Former president Barack Obama’s policies, which outlined ways that schools could legally use race as a factor in admissions decisions, have not been in effect in California since Proposition 209, or Prop. 209, passed in 1996, banning race as a consideration in admissions.
“The Trump administration’s decision to remove the guidance on considering race and ethnicity in admissions decisions (which do not have the effect of law) do not affect UC,” said UC Office of the President, or UCOP, spokesperson Dianne Klein in an email. “The university has not used affirmative action since Proposition 209 went into effect during the 1990s.”
Though the UC system does seek to promote “qualitative diversity” through alternative methods such as increasing enrollment from low-income families and families with little college experience, these efforts are far less effective at creating ethnic diversity than race-conscious admissions, according to a 2003 UCOP report about the effects of Prop. 209.

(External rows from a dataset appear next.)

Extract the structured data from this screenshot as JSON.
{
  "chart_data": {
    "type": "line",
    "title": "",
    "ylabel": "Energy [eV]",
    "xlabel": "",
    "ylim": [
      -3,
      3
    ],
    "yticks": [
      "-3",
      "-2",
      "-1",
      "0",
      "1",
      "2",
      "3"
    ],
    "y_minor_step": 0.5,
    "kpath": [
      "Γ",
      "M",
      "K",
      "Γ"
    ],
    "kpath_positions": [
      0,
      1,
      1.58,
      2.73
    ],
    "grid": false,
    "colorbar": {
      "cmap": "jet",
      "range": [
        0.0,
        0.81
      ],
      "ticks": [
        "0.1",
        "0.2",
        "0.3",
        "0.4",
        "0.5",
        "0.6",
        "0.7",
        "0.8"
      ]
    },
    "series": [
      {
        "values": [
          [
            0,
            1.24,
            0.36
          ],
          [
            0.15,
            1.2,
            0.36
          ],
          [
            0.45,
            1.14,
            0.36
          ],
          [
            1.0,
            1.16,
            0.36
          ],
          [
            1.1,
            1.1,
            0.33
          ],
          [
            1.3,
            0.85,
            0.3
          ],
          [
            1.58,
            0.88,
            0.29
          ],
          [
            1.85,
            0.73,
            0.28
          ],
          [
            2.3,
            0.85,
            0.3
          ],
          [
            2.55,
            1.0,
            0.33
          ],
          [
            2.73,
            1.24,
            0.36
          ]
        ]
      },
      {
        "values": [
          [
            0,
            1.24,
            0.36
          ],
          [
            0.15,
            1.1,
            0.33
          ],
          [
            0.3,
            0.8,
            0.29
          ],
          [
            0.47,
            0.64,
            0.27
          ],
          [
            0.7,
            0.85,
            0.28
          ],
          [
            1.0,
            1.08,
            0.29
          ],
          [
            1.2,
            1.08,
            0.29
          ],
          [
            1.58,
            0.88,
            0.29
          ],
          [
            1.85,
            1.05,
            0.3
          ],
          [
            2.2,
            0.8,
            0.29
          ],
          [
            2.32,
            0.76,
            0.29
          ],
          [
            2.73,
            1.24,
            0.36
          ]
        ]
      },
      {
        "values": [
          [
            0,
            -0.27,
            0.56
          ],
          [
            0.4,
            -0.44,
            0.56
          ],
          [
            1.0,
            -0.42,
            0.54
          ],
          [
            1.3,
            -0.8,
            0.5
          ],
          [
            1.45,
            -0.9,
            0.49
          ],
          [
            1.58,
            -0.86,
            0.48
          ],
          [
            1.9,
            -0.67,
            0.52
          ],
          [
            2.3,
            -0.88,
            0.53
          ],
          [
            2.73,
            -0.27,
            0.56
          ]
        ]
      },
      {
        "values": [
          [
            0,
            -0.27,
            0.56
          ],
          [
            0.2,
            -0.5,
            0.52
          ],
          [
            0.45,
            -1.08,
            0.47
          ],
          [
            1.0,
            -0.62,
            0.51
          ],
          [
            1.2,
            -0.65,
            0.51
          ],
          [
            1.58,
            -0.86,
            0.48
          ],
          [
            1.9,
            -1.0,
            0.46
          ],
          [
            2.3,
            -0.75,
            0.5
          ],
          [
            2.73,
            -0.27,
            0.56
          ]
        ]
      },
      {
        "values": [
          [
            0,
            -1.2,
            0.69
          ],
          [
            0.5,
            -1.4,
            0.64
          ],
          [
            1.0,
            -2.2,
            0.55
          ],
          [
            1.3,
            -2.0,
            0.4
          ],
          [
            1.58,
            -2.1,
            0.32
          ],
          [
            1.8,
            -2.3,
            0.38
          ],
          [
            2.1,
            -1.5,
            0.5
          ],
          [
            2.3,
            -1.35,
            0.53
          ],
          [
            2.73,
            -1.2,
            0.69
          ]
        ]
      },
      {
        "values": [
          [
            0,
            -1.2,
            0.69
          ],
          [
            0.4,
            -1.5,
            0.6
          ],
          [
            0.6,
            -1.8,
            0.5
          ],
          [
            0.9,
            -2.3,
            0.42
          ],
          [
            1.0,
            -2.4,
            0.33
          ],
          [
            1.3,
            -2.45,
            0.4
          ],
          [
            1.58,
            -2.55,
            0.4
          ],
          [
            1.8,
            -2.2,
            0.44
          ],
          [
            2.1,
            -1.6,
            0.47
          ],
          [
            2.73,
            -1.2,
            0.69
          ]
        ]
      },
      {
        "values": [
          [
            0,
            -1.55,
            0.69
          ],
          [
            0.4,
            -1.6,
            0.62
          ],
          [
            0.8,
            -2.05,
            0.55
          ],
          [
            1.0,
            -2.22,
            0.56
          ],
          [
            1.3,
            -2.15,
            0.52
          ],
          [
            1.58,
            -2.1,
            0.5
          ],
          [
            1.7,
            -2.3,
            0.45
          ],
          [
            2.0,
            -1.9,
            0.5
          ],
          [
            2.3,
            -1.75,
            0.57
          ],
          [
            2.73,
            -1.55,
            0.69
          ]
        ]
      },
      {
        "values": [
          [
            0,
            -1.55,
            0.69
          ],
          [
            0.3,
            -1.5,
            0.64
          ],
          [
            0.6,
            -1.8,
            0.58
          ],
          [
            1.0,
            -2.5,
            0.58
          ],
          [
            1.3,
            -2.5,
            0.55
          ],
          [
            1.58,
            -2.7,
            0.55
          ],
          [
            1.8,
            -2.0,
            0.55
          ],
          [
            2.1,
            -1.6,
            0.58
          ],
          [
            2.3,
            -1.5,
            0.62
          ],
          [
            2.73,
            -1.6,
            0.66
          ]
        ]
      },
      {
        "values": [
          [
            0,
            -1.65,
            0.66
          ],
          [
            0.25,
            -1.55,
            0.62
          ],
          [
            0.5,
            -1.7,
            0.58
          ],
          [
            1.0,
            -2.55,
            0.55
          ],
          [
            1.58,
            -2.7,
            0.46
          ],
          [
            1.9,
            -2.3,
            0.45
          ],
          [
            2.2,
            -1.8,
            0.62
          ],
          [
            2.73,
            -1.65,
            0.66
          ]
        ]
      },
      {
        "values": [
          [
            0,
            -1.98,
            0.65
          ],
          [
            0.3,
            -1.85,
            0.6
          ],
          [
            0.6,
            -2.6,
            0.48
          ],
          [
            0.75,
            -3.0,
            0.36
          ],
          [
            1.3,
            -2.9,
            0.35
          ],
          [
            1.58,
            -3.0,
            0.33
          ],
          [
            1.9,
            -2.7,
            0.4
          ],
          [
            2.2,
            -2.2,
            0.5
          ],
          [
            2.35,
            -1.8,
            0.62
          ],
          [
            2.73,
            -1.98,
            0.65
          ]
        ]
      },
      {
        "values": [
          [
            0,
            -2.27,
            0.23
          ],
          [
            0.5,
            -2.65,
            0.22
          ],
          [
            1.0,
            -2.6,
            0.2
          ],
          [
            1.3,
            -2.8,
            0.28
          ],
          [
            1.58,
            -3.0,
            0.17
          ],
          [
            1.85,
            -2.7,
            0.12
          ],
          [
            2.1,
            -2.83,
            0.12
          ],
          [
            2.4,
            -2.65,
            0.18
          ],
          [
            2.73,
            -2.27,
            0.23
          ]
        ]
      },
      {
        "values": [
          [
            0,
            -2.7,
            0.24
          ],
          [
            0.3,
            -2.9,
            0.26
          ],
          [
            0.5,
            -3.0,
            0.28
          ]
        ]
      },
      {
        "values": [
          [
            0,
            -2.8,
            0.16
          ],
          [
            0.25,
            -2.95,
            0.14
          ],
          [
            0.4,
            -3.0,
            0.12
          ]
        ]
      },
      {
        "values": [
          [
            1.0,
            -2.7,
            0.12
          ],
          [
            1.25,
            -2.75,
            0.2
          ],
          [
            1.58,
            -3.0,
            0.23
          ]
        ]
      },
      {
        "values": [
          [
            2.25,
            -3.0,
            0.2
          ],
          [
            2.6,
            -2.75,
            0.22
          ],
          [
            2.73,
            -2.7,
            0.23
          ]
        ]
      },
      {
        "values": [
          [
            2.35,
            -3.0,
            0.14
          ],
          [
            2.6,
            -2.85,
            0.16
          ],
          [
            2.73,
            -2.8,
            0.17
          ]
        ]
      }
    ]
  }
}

After Prop. 209 came into effect, enrollment of underrepresented groups, especially Black and Latinx students, dropped severely. At UC Berkeley, the percentage of Black and Latinx students enrolled was roughly halved when Prop 209 came into effect, and the percentage has still not recovered in the years since.
These numbers fail to reflect the diversity of California, where percentages of Black and Latinx graduating high school seniors are far higher than their UC Berkeley enrollment percentages.
“If we want a level playing field, we have to act,” state Sen. Nancy Skinner, D-Berkeley, said. “Exclusivity is really designed to keep certain segments of our communities at an economic disadvantage and thus an educational disadvantage.”
While the Obama administration’s affirmative action policies did not mandate states or schools to use affirmative action, they provided guidelines on how to legally use race as a factor in admissions, taking into account Supreme Court rulings that could allow schools to consider race as one of many factors.
The rollback of these policies also lacks the enforcement of law, but serves as the official position of the federal government and returns affirmative action policies to those of the George W. Bush administration.
The debate over race-conscious policies will continue in the U.S. Supreme Court, which is set to hear a case in which Asian American students claim that they were denied admission to Harvard University because of their race. This case, which may relitigate the use of race-conscious policies in admissions, comes in light of the retirement of Justice Anthony Kennedy, who has supported affirmative action in the past.
“The Supreme Court may or may not be influenced by what (President Donald) Trump says, but it’s a message that this administration does not support affirmative action,” Skinner said. “I would guess that we would find that whatever justice Trump ultimately appoints will not support affirmative action.”
The last related decision by the Supreme Court, Fisher v. University of Texas at Austin, involved a white woman suing the school, claiming that she was denied because of her race. UC submitted an amicus brief for the case, claiming that the UC’s race-neutral policies had led to a decrease in diversity.
“UC’s experience thus sheds light on the practical obstacles faced by universities that seek to promote diversity, while also furthering other crucial educational objectives, but are barred from any use of race as a factor in admission decisions,” read the brief.
Ultimately, the court upheld race-conscious admissions policies, with Justice Kennedy writing the decision.
New Supreme Court rulings will help decide how race can be used as a factor in admissions, according to Skinner. Regardless, Klein said in an email that the university will continue to practice race-neutral admissions as long as Prop. 209 remains in effect.
“We’ve been on the front line of fighting some of Trump’s policies. We’ve also been on the front line for setting the precedent for some of these policies,” Skinner said. “Now, we’re working to rectify many of our own problems.”